The letter charges Tanzania with breaching Article 6 (1) of the International Covenant on Civil and Political Rights that the country ratified in 1976.
It states that “Every human being has the inherent right to life. This right shall be protected by law. No one shall be arbitrarily deprived of his life.”
The UK legal team also charges Tanzania with breaching Article 9 (1): “Everyone has the right to liberty and security of person. No one shall be subjected to arbitrary arrest or detention.

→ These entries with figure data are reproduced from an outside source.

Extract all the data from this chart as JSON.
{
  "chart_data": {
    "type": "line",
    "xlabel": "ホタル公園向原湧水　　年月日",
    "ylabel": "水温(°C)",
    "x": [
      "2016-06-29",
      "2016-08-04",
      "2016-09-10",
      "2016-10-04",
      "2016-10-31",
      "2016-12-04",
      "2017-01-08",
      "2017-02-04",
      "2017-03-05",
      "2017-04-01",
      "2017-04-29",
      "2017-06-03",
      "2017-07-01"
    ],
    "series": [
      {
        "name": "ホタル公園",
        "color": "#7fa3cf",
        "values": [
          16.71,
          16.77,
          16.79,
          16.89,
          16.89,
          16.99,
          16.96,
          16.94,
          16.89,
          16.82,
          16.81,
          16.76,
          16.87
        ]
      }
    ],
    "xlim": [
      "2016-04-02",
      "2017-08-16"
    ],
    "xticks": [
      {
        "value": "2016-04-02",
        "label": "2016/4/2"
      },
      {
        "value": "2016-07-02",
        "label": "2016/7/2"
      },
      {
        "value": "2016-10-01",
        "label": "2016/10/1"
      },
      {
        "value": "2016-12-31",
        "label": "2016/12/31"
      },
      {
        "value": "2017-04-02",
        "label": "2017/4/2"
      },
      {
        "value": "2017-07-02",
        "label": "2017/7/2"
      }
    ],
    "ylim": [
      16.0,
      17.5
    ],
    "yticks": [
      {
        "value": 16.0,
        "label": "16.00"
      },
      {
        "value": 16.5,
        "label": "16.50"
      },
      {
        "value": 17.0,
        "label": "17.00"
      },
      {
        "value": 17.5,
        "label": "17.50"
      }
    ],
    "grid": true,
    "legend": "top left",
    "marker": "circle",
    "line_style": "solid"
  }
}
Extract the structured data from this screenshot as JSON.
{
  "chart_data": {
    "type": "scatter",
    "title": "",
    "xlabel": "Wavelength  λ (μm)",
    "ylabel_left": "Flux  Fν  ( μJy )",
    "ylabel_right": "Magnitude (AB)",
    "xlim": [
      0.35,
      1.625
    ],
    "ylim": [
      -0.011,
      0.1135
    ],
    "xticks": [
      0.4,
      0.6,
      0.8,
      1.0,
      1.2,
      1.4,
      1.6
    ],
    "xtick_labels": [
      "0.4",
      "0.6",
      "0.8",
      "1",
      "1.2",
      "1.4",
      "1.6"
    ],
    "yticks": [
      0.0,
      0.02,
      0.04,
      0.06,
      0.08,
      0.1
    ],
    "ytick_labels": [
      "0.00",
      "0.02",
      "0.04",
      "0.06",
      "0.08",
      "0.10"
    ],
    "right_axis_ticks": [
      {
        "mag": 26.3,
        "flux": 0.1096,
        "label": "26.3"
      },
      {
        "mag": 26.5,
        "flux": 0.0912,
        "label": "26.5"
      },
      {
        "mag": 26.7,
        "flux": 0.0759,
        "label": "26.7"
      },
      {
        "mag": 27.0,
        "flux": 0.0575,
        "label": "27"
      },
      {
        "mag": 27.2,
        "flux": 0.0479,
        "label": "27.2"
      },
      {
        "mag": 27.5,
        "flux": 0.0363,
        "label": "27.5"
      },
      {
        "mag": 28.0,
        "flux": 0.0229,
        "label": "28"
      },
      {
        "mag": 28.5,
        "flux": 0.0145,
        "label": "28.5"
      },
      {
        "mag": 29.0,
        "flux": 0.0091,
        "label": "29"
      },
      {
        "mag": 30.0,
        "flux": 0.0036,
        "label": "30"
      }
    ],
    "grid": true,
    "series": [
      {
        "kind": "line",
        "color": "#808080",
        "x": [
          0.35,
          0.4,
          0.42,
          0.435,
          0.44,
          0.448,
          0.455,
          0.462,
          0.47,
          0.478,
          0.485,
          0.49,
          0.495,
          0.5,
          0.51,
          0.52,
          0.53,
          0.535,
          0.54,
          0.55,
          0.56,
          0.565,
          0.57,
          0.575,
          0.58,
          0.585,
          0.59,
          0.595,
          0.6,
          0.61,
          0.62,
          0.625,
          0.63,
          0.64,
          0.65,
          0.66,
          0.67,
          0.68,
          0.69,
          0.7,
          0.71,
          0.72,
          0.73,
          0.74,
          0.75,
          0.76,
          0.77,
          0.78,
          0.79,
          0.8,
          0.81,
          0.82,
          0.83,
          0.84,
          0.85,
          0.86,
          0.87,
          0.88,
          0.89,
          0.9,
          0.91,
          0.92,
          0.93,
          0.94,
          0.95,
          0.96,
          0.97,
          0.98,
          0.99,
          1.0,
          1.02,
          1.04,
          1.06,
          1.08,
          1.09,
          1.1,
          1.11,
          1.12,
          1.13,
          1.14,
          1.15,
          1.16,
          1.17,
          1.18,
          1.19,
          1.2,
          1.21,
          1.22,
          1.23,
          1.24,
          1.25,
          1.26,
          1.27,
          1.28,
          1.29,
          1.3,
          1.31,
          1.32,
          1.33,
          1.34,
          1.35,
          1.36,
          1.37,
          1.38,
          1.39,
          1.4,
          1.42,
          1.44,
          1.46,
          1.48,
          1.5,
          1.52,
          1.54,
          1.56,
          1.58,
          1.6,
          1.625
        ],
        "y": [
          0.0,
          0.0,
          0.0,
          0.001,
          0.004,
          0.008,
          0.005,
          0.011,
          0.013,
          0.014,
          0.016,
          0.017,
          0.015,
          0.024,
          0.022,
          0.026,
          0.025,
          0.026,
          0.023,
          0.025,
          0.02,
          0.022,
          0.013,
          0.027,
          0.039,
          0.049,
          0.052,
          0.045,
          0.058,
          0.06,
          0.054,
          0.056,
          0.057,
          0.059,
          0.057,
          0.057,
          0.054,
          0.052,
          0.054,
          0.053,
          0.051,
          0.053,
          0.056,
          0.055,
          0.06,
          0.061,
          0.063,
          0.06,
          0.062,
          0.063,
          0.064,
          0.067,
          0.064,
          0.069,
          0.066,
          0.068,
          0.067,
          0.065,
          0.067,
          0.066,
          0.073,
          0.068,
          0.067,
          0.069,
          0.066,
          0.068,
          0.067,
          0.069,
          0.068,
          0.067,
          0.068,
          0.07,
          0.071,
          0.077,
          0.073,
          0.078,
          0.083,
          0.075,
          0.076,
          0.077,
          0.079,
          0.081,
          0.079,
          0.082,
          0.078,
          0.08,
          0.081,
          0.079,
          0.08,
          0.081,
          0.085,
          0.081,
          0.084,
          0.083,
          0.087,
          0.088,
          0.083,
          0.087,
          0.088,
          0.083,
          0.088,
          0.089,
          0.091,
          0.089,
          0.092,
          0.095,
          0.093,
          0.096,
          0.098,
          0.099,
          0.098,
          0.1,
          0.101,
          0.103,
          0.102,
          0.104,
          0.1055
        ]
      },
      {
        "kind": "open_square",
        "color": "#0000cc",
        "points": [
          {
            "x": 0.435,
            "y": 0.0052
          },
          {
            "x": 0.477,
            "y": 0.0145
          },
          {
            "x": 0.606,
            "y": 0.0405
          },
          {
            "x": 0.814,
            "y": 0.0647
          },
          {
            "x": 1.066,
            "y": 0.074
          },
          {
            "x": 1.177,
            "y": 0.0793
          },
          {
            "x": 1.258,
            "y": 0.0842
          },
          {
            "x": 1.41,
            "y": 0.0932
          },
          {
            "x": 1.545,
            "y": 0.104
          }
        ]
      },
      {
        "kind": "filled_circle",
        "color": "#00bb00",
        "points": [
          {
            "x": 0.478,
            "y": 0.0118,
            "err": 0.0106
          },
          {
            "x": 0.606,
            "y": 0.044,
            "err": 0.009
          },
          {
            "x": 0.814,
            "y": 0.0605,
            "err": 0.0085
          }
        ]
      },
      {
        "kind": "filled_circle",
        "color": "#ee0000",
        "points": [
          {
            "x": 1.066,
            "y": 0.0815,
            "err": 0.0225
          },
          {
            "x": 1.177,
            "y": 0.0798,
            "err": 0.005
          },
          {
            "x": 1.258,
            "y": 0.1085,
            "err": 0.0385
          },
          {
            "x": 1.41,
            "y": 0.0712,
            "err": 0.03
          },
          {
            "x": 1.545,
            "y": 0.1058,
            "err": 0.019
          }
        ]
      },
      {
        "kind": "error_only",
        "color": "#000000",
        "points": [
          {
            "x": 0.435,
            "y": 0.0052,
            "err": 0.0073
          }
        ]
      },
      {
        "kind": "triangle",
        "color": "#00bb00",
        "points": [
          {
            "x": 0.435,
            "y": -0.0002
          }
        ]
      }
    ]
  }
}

No one shall be deprived of his liberty except on such grounds and in accordance with such procedures as are established by law.”
The article further states that, “Everyone shall have the right to hold opinions without interference.”
The lawyers also quote Article 22 (1) which notes that: “Everyone shall have the right to freedom of association with others, including the right to form and join trade unions for the protection of his interests,”
Section 2, notes that, “Lawyers like other citizens are entitled to freedom of expression, belief, association and assembly.
“In particular, they shall have the right to take part in public discussion of matters concerning the law, the administration of justice and the promotion and protection of human rights, and to join or form local, national or international organisations and attend their meetings without suffering professional restrictions by reason of their lawful action or their membership in a lawful organisation.
Section 24 notes: “Lawyers shall be entitled to form and join self-governing professional associations to represent their interests, promote their continuing education and training and protect their professional integrity. The executive body of the professional associations shall be elected by its members and shall exercise its functions without external interference.”
In the letter, the Law Society concludes that: “We await reassurances that the shooting of Mr Lissu will be investigated, the charges against him will be reviewed and that he and his colleagues provided protection if so required.”
However, the Parliamentary Committee for Defence and Security had investigated the issue and is expected to present its findings to parliament in November.
A State House official who spoke to The EastAfrican on condition of anonymity said he was not aware of the letter but that it sounded judgmental and unfortunate.